The nine stages of mahamudra are identical to the nine states of attention elucidated in my last post. The more I meet aspiring yogis or serious meditators, the more I realize how great the misconceptions are about meditation. What really pains my heart is that most of the time, the seeker is not at fault. It’s the teacher, the guru.
Most aspirants are often being guided by teachers who can’t demonstrate anything. These teachers never went into the depths of meditation themselves but simply mastered some theoretical material and are now guiding others based on second-hand knowledge. Today, I’ll briefly touch upon the nine stages of tranquility and also answer the question we raised two weeks ago: “How great an effort is required to reach the final state?”
If you carefully examine the picture in the post today, you’ll find three key artifacts, namely, a monk, an elephant and a monkey. Additionally, the monk is holding a noose and a goad. The monk represents the meditator treading the windy path of meditation, where, until it’s mastered, no two days are alike. Some days you experience good meditation and other times, it’s the opposite. The elephant represents dullness and the monkey restlessness. The goad and noose represent vigilance and attentiveness in meditation.

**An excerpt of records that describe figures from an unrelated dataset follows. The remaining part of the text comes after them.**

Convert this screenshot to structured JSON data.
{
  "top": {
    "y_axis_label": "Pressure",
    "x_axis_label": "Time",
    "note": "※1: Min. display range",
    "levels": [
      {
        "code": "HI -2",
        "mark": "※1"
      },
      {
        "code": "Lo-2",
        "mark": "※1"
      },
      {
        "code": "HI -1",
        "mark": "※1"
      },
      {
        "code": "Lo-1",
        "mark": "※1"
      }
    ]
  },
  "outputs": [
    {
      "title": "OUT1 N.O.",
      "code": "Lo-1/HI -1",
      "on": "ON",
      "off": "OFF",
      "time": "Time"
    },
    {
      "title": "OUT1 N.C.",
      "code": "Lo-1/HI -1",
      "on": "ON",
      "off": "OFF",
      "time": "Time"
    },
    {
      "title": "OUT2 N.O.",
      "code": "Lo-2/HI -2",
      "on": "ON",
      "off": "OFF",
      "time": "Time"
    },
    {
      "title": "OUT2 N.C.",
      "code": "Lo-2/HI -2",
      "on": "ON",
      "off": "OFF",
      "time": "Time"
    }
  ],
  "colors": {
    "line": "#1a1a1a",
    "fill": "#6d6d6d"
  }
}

In the first stage, the meditator is like a rocky boat in a turbulent ocean. There’s virtually no control over the mind. Concentration at this stage ends up wherever the drift of thoughts takes it. The monkey and the elephant constantly disrupt the meditation and the meditator struggles to tame them.
In the second stage, there’s a small white patch on the elephant and the monkey. It shows progress. It means the meditator is able to have short periods of quality meditation when the mind is devoid of thoughts. Think of a flag that flutters whenever the wind blows. No wind no fluttering. Similarly, the mind at this stage is stable for a short period before the winds of thoughts start to blow again causing waves in the stillness of consciousness.
A persistent meditator gets to the third stage, and this is significant progress in its own right. Now, they are able to detect the dullness arising in their meditation. In the scroll, it is shown by a bigger white patch on the elephant and a noose leashing it. Restlessness or stray thoughts are still a great challenge at this stage.
In the fourth and fifth stages, while the meditator makes a giant leap by even greater taming of restlessness and dullness, a new challenge presents itself. You’ll see a rabbit riding the elephant now. This signifies a state of calmness which makes the meditator go into a sort of torpor or laxity. Often, most meditators who get even a tiny glimpse of this calmness, mistake this as the ultimate state of bliss.
In the sixth stage, the monk can be seen leading both the monkey and the elephant, but the animals are not fully white yet. It means the meditator has mostly tamed them, he’s able to lead them, but, there are still subtle elements of excitement or stupor that can distract the meditator.
The elephant is completely white and the monkey sits by the feet of the practitioner in the seventh stage. It shows that the meditator has nearly perfected the art of attention. They experience lucid awareness during the meditation but the presence of the monkey shows there’s still a chance of feeling excited or restless. Think of a still pond where dropping even a tiny pebble into it causes ripples.
In the eighth stage, there’s no monkey. Restlessness has completely disappeared for this meditator and a constant state of bliss leaves them calm. But, sometimes in this state of bliss, the lucidity of their awareness is adversely affected. Think of someone under the influence of a mild intoxicant. At this stage, the meditator hasn’t yet learned to rise above the bliss.
In the ninth stage, the monk is sitting down with the white elephant. Bliss has become a close companion and it no longer interferes with any worldly activity. All mental and emotional battles cease, the war of thoughts stops and there’s virtually no effort in meditation now. The meditator has become meditation.
The stages beyond show the monk riding the elephant. These indicate other dimensions of existence. The meditator is ever calm, abiding in bliss. Any inner struggle or stress completely disappears. The meditator has gone beyond meditation. Buddha once said, “The one who knows the reality of one thing knows the reality of everything.” It applies to this meditator.
Can anyone reach this state? Yes. What’s required? Willingness, persistence, and time; undying willingness, unrelenting persistence and a lot of time. Let me give you a broad guideline: 1500 hours of quality meditation is required to cross each stage.
With discipline and a quality effort, you can bring it down to about 1200 hours and with the right initiation and guidance, it can be brought down to 800 hours for each stage.
So, who can initiate and who can guide you? How to know the person across the table is not just a smooth talker or even a charlatan but a genuine practitioner? For another time.